Interactive Composition
New Zealand composer John Psathas has coordinated a team of seven composers and sound designers to create 13 compositions that will interact with visitors to The Wall, a new multimedia adventure at Te Papa Tongarewa, the Museum of New Zealand.
Visitors to Our Space at Te Papa are able to upload images and videos, choose from a vast number of items in the museum’s database, or take photos of themselves then and there. They can then send these items to a huge 18mx2m video Wall. Using ‘wands’ they can animate and manipulate the images. John’s team has created the soundscape that will accompany this activity on the Wall. According to Psathas:
“We wanted to ensure that the music would respond to the number of visitors using it and to the level of their activity—the ebb, flow and intensity of what they were doing—while ensuring that the aural result had musical integrity. We wanted something much more than the usual ambient drone.

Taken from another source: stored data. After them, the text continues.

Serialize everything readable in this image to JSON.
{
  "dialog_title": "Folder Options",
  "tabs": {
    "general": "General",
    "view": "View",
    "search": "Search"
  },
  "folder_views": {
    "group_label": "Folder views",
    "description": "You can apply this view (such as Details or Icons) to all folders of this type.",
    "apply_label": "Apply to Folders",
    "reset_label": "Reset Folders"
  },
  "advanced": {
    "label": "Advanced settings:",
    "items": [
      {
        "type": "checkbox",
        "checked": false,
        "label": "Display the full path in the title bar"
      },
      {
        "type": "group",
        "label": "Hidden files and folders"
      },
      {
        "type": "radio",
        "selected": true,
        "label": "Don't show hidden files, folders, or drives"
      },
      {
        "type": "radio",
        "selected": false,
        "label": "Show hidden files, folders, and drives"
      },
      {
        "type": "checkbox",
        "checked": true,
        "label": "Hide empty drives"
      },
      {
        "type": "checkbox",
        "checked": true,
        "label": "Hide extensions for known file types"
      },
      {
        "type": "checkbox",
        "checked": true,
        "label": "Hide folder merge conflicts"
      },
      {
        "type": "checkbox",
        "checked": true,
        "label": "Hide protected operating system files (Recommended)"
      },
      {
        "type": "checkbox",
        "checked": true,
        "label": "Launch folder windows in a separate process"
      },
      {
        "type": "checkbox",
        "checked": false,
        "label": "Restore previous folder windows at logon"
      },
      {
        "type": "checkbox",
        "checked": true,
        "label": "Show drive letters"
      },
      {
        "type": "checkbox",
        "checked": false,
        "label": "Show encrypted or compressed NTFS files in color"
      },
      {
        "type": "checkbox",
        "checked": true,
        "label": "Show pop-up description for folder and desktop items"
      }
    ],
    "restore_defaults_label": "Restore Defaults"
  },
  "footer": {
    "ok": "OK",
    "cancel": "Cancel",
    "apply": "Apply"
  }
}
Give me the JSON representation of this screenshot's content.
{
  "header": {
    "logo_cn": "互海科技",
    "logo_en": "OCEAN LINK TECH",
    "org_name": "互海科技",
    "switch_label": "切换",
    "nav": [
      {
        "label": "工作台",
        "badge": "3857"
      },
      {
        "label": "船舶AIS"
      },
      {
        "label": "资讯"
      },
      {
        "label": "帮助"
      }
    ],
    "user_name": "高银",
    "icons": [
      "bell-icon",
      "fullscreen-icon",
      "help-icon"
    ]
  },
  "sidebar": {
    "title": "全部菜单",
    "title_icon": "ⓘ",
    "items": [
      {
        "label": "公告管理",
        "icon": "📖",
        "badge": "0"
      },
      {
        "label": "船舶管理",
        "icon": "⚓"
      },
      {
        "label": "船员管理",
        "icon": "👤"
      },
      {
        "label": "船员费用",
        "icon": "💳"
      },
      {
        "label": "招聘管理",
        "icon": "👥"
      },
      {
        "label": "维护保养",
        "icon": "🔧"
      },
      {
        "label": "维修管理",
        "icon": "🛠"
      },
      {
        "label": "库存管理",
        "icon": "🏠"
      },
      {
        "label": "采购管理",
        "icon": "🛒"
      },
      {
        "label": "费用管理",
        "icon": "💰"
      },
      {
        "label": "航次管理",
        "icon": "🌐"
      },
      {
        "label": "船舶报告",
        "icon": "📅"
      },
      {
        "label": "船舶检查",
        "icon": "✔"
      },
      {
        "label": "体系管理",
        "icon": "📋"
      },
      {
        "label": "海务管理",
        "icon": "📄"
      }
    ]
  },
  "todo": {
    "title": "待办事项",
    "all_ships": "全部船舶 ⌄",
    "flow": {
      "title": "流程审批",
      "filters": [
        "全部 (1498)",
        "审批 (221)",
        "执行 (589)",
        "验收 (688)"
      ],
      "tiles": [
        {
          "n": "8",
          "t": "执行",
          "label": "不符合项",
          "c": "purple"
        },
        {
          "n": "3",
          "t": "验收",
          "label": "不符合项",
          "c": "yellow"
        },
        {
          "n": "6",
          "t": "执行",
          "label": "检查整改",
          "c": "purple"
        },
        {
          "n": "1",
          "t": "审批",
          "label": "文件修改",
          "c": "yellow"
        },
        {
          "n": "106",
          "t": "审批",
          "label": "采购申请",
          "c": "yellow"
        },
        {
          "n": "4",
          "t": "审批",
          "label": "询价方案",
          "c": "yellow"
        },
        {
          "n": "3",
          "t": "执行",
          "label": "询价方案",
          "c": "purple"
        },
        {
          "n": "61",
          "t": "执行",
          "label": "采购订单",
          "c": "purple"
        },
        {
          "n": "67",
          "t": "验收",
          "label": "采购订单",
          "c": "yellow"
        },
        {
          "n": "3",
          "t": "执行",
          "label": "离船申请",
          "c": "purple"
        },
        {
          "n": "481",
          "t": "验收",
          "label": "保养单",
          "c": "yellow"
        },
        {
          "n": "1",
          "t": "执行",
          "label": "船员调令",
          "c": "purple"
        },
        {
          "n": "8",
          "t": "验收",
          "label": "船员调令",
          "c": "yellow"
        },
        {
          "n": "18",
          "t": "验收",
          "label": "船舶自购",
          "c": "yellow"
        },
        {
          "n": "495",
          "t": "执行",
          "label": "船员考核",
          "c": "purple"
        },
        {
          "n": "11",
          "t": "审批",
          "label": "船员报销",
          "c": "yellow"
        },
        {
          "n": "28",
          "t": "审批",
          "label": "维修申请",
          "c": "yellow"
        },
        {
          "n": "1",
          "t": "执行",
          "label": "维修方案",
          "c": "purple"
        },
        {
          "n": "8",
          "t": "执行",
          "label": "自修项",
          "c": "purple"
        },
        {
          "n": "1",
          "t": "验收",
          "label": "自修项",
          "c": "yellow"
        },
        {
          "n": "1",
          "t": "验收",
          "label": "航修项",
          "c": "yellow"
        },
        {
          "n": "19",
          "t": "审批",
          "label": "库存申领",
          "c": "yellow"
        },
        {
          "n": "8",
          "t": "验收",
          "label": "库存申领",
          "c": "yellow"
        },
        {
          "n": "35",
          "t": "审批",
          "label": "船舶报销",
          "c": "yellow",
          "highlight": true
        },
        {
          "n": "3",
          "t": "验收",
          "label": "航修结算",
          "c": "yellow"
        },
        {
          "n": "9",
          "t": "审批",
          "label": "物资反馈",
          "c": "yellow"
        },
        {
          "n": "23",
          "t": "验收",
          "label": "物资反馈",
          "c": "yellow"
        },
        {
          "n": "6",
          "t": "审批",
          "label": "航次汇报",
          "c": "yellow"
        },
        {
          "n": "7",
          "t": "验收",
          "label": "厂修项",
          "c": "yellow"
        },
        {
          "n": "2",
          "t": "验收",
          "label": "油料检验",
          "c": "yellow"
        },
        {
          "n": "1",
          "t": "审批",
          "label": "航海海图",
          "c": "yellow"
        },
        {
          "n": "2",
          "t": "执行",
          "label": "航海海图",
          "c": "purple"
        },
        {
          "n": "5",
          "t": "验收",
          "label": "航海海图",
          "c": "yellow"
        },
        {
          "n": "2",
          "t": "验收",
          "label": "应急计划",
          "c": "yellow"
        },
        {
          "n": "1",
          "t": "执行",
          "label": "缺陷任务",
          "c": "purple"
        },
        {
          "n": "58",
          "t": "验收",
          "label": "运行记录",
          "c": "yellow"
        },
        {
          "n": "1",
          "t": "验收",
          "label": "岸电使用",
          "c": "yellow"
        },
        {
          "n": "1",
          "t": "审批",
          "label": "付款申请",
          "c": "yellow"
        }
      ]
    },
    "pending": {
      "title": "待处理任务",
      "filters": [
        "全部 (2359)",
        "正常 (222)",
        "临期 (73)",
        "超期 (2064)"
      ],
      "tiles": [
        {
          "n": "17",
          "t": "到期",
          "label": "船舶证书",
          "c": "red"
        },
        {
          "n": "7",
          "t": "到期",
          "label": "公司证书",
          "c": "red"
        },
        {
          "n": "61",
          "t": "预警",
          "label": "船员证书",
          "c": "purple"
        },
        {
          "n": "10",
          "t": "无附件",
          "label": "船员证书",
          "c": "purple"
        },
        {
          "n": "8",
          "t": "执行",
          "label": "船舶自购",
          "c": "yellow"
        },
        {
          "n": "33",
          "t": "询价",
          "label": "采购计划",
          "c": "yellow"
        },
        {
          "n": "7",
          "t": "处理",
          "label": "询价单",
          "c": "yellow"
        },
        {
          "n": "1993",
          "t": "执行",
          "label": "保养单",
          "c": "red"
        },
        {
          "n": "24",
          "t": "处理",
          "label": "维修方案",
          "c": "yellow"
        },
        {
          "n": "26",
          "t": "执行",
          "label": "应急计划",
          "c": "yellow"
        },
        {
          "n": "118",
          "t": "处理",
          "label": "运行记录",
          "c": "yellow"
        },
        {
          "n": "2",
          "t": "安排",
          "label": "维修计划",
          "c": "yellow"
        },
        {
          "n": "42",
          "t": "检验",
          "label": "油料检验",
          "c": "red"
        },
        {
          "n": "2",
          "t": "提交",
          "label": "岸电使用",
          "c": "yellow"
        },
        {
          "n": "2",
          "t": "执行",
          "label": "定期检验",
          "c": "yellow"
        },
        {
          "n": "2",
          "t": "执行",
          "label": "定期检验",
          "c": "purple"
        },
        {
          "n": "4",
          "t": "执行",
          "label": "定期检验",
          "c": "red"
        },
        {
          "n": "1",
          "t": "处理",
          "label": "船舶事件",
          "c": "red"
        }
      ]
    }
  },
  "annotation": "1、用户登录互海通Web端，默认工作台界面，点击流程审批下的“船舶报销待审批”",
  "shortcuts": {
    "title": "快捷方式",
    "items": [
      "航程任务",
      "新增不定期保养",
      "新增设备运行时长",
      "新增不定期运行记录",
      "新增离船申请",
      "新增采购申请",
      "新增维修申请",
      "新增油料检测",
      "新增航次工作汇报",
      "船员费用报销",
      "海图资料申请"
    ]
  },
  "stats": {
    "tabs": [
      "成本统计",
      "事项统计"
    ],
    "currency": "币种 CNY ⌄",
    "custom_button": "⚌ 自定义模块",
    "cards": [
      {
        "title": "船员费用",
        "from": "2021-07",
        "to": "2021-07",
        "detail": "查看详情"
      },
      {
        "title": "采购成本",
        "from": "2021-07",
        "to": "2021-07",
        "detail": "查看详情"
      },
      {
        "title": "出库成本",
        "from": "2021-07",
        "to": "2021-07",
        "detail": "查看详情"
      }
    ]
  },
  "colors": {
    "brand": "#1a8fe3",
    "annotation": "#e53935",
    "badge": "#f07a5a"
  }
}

“The compositional template David Downes and I invented involves a multi-layered ‘Musical Composition’ which can loop infinitely. There are 13 simultaneous levels or ‘States’ in the composition. It is easiest to think of all these ‘States’ going on at the same time, but only one of these is audible. A ‘Trigger Track’ defines points in the work where it can musically shift to another ‘State’, up or down in intensity. The newly audible ‘State’ might be a modulation in harmonic centre, a rhythmic change, a dynamic or density change—whatever the composer has defined. Which ‘State’ of the ‘Composition’ is audible at any given time will depend on the number of wands being used and the way in which they are being used. This is something quite new, to my knowledge there is nothing else like it in the world.”